Both Farm Hall and Island Hall are very similar in style and construction and I imagine there is quite a bit of rivalry between the two (indeed I did hear a possible dismissive comment about the Venetian window at Farm Hall from the lips of someone giving us our tour of Island Hall).
Reason to visit: to see the rear and front facades almost mirroring each other in image. The angle of the garden’s “Chinese” bridge based on a design from (perhaps) the 1770s is also perfect – one can admire it from the house in profile rather than just glimpsing it on the horizon – a good trick to steal should I ever get a chance to have a bridge in a garden.
The main difference from the visitor’s point of view between Farm Hall and Island Hall is that Island Hall is open up to the public on a regular basis, as part of the Invitiation to View scheme. In the end, I think I spent longer at Island Hall than I ever have on another house visit – 4 hours+ in all, including sandwiches and stories in front of the blazing fire in the hall – something which I very much needed given that the day was one of the wettest I remember.
I was reading the HHA magazine for autumn 2012 and was glad to see an article about Island Hall because having shamefully left writing up this house for too long I had forgotten most of the detail. However, I distinctly remember the feeling of being in a 1650s house instead of a house built by an unknown architect in 1748-9 as the ceiling on the ground floor at the point of entrance is low and felt too dark for me. The design (with a screen of doric columns painted in dark blue against pale green walls) leaves enough head room to fit in a reception room on the first floor above the main door whereas others would have left the space open with the grand stair to the rear. The side of the stair has also been boxed in to create further living accommodation, making the screen and stair much more compact that I would have liked ideally and threw my eye off as it is always seeking balance and symmetry, especially in a house such as this whose doll’s house exterior offers so much.
You can download the HHA magazine article here: 2012 Aug – Focus on Island Hall.
What is a success is the later addition in 1768 of a large kitchen in a block to the left of the main house.
Downstairs there is a small “Victorian” snug-come-library by the side door, the main entrance hall and two rooms – the dining room and a sitting room. Upstairs, one visits two bedrooms (one showing a beautiful wedding dress worn by the family’s daughter and another with a bed lacking a headboard, which confused me), and the owner’s “VERY red sitting room”. The rest of the house is kept private.

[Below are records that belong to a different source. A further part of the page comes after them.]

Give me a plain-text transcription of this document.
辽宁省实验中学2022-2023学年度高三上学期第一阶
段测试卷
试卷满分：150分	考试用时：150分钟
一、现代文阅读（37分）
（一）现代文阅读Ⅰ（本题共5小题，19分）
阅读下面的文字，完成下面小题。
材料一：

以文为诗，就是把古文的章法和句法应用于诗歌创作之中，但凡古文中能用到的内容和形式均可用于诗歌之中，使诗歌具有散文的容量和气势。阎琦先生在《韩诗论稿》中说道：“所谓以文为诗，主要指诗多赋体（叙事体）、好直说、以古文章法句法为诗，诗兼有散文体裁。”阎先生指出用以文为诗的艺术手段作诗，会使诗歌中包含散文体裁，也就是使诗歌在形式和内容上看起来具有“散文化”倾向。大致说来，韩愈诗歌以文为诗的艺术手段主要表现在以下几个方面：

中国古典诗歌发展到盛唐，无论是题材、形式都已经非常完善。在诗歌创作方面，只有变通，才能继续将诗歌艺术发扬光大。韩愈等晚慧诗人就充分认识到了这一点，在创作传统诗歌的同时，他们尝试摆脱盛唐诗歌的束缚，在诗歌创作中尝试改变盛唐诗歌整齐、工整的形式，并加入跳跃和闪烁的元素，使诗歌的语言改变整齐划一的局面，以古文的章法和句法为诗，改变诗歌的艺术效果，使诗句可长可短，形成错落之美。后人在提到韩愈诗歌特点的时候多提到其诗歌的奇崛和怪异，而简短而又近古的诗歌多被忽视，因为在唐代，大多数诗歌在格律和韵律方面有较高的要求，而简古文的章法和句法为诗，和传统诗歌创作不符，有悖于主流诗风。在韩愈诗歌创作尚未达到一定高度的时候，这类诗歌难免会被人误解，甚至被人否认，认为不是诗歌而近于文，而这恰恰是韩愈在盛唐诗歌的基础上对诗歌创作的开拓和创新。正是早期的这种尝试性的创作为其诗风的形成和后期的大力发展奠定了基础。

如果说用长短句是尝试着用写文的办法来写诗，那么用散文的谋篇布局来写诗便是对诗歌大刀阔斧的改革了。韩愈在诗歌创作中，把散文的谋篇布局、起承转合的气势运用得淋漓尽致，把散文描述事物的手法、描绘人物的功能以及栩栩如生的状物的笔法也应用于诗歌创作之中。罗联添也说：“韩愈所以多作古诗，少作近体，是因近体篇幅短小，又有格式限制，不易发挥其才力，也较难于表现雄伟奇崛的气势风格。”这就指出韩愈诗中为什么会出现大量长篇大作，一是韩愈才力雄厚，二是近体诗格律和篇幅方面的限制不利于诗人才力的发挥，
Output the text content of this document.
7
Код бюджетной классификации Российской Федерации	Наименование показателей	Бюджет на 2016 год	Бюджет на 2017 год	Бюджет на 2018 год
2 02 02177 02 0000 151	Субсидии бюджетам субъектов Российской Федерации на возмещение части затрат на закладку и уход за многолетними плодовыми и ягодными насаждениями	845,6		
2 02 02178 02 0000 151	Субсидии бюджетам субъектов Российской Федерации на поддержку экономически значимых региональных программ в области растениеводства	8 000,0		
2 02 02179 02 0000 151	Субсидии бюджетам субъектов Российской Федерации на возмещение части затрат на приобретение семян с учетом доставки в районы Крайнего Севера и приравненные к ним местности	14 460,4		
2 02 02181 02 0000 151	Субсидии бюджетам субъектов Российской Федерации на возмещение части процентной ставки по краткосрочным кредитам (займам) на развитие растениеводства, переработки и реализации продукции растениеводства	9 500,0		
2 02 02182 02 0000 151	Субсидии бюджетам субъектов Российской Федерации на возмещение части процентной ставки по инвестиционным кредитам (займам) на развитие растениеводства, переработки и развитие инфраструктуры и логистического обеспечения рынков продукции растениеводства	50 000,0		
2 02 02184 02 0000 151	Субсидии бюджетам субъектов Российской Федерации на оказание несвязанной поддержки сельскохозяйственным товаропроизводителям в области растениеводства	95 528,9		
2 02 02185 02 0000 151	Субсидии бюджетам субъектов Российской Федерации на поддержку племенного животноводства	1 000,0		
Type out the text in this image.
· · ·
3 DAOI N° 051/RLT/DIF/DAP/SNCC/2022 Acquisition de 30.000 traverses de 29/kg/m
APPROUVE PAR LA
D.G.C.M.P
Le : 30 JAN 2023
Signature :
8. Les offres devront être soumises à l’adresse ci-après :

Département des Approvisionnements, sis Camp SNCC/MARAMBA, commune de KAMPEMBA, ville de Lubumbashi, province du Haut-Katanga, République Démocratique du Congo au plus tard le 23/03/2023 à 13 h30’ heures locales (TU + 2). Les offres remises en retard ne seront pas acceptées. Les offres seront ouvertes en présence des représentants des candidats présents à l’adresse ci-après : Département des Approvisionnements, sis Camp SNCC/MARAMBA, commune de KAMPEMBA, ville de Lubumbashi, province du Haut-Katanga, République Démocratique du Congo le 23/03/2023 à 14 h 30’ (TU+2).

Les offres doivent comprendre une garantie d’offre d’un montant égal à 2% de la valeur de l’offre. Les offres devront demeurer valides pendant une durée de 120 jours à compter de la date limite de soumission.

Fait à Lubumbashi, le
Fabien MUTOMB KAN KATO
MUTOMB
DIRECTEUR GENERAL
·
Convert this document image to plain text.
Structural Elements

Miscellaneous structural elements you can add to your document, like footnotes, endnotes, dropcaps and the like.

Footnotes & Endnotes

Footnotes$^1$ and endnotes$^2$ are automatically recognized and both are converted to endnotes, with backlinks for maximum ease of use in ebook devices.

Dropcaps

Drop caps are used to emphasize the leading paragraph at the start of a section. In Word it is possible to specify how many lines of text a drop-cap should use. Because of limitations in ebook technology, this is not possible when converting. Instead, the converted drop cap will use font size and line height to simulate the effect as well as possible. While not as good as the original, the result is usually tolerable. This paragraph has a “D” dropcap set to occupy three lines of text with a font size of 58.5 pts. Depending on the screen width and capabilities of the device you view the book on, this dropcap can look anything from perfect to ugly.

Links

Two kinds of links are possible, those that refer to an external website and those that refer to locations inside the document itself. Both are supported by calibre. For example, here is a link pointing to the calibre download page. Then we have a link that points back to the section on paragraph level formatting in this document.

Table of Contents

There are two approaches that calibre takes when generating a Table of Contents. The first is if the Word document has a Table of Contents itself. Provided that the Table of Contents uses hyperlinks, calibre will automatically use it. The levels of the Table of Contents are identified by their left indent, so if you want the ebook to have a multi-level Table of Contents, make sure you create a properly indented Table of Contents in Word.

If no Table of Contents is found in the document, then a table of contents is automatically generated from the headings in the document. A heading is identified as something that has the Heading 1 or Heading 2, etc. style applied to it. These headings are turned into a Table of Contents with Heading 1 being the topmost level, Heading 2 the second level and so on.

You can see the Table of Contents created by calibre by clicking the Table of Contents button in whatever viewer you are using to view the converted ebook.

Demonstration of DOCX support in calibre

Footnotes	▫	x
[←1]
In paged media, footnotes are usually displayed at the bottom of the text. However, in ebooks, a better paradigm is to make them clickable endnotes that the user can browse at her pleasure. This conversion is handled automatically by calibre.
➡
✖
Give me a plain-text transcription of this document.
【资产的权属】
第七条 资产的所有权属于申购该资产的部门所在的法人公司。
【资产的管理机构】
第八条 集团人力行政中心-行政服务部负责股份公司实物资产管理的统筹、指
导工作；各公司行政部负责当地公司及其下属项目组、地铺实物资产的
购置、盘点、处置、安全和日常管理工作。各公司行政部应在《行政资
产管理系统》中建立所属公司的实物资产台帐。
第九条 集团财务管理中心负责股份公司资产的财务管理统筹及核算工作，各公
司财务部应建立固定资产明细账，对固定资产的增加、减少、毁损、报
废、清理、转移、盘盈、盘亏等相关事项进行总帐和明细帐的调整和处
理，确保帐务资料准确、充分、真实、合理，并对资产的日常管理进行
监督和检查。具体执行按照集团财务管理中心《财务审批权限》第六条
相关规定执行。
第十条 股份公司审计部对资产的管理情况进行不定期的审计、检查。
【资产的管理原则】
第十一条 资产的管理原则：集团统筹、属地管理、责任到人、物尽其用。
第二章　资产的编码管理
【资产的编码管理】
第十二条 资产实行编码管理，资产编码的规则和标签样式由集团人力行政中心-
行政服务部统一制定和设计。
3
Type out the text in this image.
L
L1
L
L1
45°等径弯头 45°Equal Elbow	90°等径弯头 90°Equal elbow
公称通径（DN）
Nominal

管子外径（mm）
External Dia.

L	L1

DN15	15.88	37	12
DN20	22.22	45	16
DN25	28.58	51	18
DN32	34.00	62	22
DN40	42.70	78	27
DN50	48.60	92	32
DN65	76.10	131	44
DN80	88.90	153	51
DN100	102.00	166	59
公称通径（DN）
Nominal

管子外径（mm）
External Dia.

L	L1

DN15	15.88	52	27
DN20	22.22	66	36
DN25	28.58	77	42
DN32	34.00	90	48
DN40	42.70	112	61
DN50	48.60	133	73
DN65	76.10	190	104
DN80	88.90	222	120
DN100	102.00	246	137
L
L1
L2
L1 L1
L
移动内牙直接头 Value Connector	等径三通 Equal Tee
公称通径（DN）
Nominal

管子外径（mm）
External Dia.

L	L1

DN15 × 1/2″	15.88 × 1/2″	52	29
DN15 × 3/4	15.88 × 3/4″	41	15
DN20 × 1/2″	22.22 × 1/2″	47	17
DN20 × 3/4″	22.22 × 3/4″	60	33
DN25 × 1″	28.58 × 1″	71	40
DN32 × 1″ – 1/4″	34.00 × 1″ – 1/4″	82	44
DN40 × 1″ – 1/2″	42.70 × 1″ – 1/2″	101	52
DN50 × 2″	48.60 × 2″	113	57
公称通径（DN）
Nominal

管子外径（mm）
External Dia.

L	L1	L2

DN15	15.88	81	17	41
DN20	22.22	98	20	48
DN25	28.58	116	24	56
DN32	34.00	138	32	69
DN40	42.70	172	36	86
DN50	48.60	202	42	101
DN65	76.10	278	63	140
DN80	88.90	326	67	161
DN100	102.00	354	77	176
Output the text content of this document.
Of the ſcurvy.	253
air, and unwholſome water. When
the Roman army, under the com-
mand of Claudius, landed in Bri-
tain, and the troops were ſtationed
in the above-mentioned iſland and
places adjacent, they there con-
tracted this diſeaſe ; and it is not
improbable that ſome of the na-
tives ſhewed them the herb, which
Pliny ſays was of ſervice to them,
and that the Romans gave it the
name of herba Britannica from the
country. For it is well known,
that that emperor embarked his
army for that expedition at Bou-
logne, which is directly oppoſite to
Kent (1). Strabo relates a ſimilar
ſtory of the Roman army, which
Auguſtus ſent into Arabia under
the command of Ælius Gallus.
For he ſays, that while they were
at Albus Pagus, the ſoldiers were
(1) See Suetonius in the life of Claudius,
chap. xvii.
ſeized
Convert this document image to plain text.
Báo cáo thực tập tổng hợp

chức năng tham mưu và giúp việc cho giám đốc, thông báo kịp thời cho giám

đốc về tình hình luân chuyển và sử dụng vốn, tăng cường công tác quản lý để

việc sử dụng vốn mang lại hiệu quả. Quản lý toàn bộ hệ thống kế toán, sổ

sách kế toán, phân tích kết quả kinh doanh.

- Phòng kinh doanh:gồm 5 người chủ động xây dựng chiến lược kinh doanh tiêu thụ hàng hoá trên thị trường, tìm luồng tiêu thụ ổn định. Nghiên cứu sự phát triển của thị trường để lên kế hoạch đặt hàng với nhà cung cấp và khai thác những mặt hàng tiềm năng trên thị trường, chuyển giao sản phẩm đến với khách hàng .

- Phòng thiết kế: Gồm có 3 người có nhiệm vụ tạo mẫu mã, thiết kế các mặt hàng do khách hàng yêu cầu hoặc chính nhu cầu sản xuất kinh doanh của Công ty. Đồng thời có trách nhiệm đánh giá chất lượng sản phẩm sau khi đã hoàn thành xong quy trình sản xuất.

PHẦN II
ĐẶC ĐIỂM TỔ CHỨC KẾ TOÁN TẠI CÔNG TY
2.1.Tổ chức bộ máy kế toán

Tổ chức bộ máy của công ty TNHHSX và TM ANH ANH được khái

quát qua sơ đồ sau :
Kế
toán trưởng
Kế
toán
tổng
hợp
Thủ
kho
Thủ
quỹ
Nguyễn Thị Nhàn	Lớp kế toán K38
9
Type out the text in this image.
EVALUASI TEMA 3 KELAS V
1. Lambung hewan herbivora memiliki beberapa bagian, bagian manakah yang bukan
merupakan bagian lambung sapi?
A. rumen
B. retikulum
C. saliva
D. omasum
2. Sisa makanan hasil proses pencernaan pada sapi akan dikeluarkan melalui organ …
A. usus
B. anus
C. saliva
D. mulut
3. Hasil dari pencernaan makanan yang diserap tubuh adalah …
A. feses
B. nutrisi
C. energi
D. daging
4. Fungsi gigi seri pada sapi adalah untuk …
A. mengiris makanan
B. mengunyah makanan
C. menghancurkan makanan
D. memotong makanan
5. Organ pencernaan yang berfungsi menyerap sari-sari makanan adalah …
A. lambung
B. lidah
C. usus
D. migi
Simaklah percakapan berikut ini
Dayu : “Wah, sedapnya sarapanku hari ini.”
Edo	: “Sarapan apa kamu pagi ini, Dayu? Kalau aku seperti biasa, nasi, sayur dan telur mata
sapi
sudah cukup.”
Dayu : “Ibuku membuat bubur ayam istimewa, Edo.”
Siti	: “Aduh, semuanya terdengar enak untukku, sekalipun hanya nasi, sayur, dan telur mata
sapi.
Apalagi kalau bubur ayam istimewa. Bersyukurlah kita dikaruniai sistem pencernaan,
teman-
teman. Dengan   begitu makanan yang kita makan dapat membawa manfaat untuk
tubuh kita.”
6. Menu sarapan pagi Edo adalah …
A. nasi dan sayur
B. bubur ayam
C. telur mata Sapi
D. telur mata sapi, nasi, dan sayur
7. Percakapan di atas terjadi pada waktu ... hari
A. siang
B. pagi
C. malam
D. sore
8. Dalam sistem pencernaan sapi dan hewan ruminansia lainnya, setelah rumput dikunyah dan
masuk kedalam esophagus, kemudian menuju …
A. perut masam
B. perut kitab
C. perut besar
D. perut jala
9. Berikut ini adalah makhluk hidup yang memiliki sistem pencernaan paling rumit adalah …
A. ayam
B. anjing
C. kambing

This house is definitely the playground of an interior designer. The rooms are definitely decorated, perhaps “over-decorated” some would say, with the very red reception room upstairs and the paint effects in other rooms.
The house is owned by the Vane Percys (distantly related to the Percys of Syon Park, hence the straight-tailed lion on the fireplace but of real descent from a Swiss family of Baumgartner who changed their name when WW2 broke out) and the present owners have had the house since 1983.
Previous ancestors owned the house until 1957. It was taken over for the war effort by the WAAF and also for use as an officers’ mess; post-War the council assumed ownership, massacring the house by splitting it into bedsits and rendering the property nearly ruined. Fortunately, in 1979 a property developer – Simon Herrtage – bought the property and made it safe and watertight while restoring the original design to a large extent, before the current Percys purchased the property. Against that background the effort of the current owners in redecorating the property and making it a home deserves real praise.
However, for me the house comes into its own once one goes outside. The garden is a good “manageable” size. Christopher Percy admitted to us that he is no gardener and he has simple topiary and lawn out front. However, that bridge I mentioned (replaced by the Percy Vanes when they managed to buy back most of the garden over the other side of the River Ouse and just about now in need of replacing again) leads to a wonderful Peter Pan/Christopher Robin hideaway of a wooded island complete with hut for picnics. Christopher of Island Hall has recently replanted elms on the island to replace those that had died, and of course this island gives the house its name?
I would have liked to have been a 7-year-old living here.